Boarders have dealt a blow to the new, fashionable image of boarding schools by revealing that they feel they were "sent away" by their parents.
When the Boarding Schools' Association organised a competition on the "myths" associated with the lifestyle, the schools' supporters must have hoped to emphasise the delights of living away from home for a generation charmed by the Harry Potter books.
But the reality was different. The essays showed that boarding is just as difficult and bewildering at first as it was for the heroes and heroines of Victorian novels.
The competition, entitled "Boarding Myths - Has Boarding Really Changed?"
asked questions including: "Were we sent away?" and "Did Harry Potter convince us to board?"
Sophie Marsh, of the BSA, said: "Quite a few children said yes, we were sent away. I am not necessarily sure that is what we wanted them to say."
But she added: "Most of them came to the conclusion that although it may have been hard in the beginning, they benefited from the experience even though it may not have been their decision to go there."
The experience may be particularly difficult for children sent from overseas, the essays revealed.

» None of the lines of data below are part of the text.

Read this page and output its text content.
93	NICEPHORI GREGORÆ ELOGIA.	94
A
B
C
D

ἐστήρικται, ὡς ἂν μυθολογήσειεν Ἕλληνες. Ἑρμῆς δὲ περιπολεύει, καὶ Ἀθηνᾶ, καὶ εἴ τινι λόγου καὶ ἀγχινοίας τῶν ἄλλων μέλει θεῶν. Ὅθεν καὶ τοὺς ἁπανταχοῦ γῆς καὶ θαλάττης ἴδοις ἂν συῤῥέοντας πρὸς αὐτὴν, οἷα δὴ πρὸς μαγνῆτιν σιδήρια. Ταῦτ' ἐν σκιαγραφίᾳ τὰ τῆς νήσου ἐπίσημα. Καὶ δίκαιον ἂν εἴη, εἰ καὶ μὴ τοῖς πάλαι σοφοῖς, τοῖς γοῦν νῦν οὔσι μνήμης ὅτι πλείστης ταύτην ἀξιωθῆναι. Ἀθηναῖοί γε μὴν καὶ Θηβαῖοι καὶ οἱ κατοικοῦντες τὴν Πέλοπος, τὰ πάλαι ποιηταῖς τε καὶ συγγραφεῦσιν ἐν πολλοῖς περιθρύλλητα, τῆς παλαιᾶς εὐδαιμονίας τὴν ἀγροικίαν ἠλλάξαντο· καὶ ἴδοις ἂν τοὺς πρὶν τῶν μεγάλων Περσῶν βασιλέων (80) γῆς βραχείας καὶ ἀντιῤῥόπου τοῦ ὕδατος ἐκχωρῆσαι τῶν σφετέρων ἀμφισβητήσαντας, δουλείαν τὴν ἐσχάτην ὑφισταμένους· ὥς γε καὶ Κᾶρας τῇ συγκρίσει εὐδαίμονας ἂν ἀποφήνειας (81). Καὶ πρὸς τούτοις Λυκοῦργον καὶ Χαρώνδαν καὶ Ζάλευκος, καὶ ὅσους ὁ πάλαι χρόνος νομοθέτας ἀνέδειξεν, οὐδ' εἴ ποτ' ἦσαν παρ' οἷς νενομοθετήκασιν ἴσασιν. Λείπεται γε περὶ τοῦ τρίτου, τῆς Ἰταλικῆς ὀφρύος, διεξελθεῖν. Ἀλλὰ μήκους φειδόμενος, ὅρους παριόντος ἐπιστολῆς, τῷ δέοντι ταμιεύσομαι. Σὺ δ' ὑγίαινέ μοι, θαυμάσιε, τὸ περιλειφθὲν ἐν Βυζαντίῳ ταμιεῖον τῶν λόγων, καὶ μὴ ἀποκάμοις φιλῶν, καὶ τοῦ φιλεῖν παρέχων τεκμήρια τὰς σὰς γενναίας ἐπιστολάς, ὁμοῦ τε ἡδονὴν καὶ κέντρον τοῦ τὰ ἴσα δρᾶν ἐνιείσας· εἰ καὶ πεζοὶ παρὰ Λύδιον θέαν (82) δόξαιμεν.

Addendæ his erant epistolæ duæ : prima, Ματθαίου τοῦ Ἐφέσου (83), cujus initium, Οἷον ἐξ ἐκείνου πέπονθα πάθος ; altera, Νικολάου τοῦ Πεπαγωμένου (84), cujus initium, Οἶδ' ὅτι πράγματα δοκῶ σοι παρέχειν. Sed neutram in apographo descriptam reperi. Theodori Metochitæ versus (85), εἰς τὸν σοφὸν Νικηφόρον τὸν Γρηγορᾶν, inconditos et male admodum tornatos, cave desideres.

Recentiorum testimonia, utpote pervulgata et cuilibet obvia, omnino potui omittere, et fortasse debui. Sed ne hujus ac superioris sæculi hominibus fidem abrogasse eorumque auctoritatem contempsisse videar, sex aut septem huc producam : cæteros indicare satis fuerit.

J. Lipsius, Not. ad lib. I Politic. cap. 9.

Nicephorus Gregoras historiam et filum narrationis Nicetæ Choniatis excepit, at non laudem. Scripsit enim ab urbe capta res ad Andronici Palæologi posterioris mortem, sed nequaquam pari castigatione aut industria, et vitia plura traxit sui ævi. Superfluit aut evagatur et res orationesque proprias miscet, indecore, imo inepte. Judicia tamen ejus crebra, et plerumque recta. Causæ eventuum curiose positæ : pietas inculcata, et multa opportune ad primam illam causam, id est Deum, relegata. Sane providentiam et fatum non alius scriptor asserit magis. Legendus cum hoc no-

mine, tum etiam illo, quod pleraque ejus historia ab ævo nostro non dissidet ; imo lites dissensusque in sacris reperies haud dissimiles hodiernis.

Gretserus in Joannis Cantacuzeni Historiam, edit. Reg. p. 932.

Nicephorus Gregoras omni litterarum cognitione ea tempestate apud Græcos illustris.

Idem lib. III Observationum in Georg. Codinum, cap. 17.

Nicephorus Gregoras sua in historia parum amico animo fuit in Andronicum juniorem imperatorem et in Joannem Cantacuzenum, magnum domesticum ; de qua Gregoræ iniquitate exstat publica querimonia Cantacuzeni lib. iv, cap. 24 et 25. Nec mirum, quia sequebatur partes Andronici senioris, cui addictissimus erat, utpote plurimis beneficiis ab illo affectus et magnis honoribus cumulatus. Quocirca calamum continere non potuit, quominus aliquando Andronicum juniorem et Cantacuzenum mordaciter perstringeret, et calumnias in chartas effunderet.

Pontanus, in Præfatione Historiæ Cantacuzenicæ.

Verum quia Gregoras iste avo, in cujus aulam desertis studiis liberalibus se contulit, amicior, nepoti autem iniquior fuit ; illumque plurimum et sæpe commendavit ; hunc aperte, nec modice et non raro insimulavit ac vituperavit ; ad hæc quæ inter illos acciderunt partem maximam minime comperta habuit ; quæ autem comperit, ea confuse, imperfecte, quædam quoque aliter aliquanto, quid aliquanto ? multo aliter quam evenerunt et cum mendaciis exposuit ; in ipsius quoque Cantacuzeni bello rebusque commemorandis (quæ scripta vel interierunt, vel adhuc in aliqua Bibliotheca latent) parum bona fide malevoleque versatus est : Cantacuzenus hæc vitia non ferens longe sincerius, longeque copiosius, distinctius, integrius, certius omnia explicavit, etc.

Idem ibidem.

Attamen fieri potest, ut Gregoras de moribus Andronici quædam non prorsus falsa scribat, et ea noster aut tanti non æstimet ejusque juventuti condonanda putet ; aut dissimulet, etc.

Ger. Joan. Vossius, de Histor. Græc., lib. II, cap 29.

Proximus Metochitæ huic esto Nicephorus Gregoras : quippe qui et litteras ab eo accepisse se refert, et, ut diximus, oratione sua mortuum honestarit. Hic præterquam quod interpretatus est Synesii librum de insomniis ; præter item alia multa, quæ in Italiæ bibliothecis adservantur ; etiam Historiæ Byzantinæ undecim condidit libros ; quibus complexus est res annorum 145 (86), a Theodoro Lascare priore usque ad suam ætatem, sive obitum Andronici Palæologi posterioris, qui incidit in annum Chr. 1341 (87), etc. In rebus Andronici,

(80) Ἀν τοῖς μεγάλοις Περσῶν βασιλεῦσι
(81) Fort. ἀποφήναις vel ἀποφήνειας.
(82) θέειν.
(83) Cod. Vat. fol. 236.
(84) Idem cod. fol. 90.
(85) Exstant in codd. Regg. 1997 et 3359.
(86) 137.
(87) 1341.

Victorian literature is full of references to children being sent away to harsh schools where they are beaten, starved and bullied. In Charlotte Bronte's novel Jane Eyre the heroine even witnesses a death, as her friend Helen Burns succumbs to consumption at the prison-like Lowood.
But facilities and standards of care are now stringently regulated and the Harry Potter model of boarding as a treat that children look forward to is often presented.
Indeed, competition entrants found many similarities between their own experiences and Harry's, said Ms Marsh, although one bemoaned the lack of four-poster beds in their school.
Fifty pupils entered the competition, which was open to senior boarders.
The winners will receive a day's media training as well as a pound;50 prize.
Another essay title, "Cold showers and iron beds. Has boarding accommodation really changed?" was designed to encourage pupils to enthuse about the high standards of housing now provided.